A high-vacuum AJA Int. ATC 2200-V magnetron sputtering system with a base pressure of 5 × 10−9 Torr was used to deposit on a 4-inch Si (100) substrate a Cr(10 nm)/AuCu3(70 nm)/combi-Au-Cu-Ni/NiFe(40 nm) stack (the reported thicknesses are nominal), where the combi-Au-Cu-Ni buffer-layer is a compositional spread layer of various stoichiometries co-deposited using combinatorial sputtering. The thickness of the combinatorial was estimated at 50 nm at the center of the Si wafer. The rest of the layers have homogeneous composition and thickness.

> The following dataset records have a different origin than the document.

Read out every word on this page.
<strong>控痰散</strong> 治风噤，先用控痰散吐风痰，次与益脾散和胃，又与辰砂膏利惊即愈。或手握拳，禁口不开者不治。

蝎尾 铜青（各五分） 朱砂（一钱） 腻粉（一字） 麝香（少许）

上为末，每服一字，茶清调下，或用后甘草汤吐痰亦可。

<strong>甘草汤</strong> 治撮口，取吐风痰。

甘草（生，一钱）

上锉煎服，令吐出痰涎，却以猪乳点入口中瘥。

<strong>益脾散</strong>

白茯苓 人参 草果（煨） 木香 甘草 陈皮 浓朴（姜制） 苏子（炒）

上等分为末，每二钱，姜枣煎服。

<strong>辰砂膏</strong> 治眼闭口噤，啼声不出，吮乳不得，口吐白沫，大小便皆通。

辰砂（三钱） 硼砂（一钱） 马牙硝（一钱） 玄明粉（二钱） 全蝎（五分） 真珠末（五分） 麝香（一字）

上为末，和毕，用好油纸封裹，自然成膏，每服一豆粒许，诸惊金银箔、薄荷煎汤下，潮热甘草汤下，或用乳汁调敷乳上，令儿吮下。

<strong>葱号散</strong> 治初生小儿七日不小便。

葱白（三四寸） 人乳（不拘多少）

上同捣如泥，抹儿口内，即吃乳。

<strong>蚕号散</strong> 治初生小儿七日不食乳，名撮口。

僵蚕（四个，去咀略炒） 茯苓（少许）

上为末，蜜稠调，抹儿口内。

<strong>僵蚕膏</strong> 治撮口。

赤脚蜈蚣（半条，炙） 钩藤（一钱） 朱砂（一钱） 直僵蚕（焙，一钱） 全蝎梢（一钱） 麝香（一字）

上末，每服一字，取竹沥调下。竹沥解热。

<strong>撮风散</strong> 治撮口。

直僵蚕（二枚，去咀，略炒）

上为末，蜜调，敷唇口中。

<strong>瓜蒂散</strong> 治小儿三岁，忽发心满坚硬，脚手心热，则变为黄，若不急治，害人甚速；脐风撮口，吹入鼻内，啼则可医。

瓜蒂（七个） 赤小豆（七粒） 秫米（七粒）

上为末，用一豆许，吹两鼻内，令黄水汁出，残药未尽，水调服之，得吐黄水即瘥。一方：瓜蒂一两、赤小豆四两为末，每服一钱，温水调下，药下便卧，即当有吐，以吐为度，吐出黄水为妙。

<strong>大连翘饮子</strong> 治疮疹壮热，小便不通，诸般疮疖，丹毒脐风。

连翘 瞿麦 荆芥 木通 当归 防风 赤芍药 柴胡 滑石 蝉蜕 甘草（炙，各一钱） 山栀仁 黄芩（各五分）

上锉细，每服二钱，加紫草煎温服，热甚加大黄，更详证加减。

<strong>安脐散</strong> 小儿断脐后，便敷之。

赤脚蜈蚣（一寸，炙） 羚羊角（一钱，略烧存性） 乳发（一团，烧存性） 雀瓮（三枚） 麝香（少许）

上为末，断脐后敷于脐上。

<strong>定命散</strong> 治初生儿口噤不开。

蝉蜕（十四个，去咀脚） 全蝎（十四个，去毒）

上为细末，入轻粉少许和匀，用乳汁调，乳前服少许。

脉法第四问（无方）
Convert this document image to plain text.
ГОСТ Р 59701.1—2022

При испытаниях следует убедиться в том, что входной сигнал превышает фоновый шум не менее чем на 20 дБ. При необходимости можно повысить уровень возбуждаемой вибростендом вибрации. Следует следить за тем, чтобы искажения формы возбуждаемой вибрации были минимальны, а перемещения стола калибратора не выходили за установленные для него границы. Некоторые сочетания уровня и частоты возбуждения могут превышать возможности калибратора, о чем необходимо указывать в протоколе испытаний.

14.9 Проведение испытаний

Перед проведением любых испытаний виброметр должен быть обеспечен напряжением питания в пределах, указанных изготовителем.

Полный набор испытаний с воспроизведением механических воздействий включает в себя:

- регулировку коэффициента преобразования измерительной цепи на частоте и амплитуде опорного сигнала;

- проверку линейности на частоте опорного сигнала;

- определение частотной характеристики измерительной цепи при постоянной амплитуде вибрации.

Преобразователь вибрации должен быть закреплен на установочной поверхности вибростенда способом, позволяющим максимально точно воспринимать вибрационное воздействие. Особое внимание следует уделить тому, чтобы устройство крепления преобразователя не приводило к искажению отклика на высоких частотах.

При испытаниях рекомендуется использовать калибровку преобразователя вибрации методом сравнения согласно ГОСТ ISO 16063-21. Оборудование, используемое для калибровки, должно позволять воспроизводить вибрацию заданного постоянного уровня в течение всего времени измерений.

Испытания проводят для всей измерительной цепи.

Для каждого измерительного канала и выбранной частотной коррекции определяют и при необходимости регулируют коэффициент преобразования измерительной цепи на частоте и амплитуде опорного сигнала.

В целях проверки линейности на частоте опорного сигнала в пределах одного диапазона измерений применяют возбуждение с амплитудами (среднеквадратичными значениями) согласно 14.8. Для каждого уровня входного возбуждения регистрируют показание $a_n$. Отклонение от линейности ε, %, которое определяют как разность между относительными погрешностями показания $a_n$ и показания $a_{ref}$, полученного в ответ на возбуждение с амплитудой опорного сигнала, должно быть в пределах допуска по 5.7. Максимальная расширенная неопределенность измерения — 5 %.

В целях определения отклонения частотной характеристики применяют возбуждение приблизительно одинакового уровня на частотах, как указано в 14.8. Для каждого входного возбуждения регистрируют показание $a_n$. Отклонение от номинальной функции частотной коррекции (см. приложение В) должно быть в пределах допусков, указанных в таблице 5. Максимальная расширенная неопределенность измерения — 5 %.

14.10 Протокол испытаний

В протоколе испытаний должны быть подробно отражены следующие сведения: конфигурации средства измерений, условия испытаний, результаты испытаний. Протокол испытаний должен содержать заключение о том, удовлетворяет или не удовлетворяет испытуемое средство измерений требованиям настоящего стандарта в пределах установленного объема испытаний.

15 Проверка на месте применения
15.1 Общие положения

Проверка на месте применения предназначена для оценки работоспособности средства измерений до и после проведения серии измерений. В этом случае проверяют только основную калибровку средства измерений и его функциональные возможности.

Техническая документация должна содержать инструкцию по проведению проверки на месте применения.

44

The final deposition of FeNi was performed by co-sputtering Fe and Ni to a stoichiometry of 50-50 at.%. The Cr and Cu3Au seed-layers were deposited at 300 °C, while the combinatorial Au-Cu-Ni and Fe50Ni50 layers were grown at 200 °C; the Ar pressure was set at 3mTorr for all the layers.

Material Characterization

Room temperature magnetic properties were mapped across the wafer by using a High-Throughput polar magneto-optical Kerr effect (HT-MOKE) magnetometer with a maximum external magnetic field of 1.1 T. The spatial resolution, as determined from the laser spot size, is approximately 2 mm. Thin films’ structure and microstructure were investigated by Scanning Transmission Electron Microscopy (STEM) techniques. A JEOL JEM-ARM200F microscope equipped with a microanalysis system EDS Centurio was used for STEM observations and Energy Dispersive X-ray (EDX) measurements. MCA energy density of selected sample areas was determined using a conventional Bruker X-band ferromagnetic resonance (FMR) spectrometer operating at a microwave frequency of ν = 9.87 GHz. FMR spectra were recorded, at room temperature for different orientations of the static magnetic field within the film plane (in-plane measurements). Wide Angle X-ray scattering (WAXS) and X-ray Fluorescence (XRF) measurements have been performed at beam-line (BL) 1–5 bending magnet end station, at the Stanford Synchrotron Radiation Laboratory (SSRL/SLAC). BL1–5 is equipped with a two dimensional Rayonix 165 CCD detector for X-ray diffraction analysis and a vortex detector for paralleled XRF analysis. The X-ray energy employed during experiments was 12.7 keV and the angle of incidence was 4°.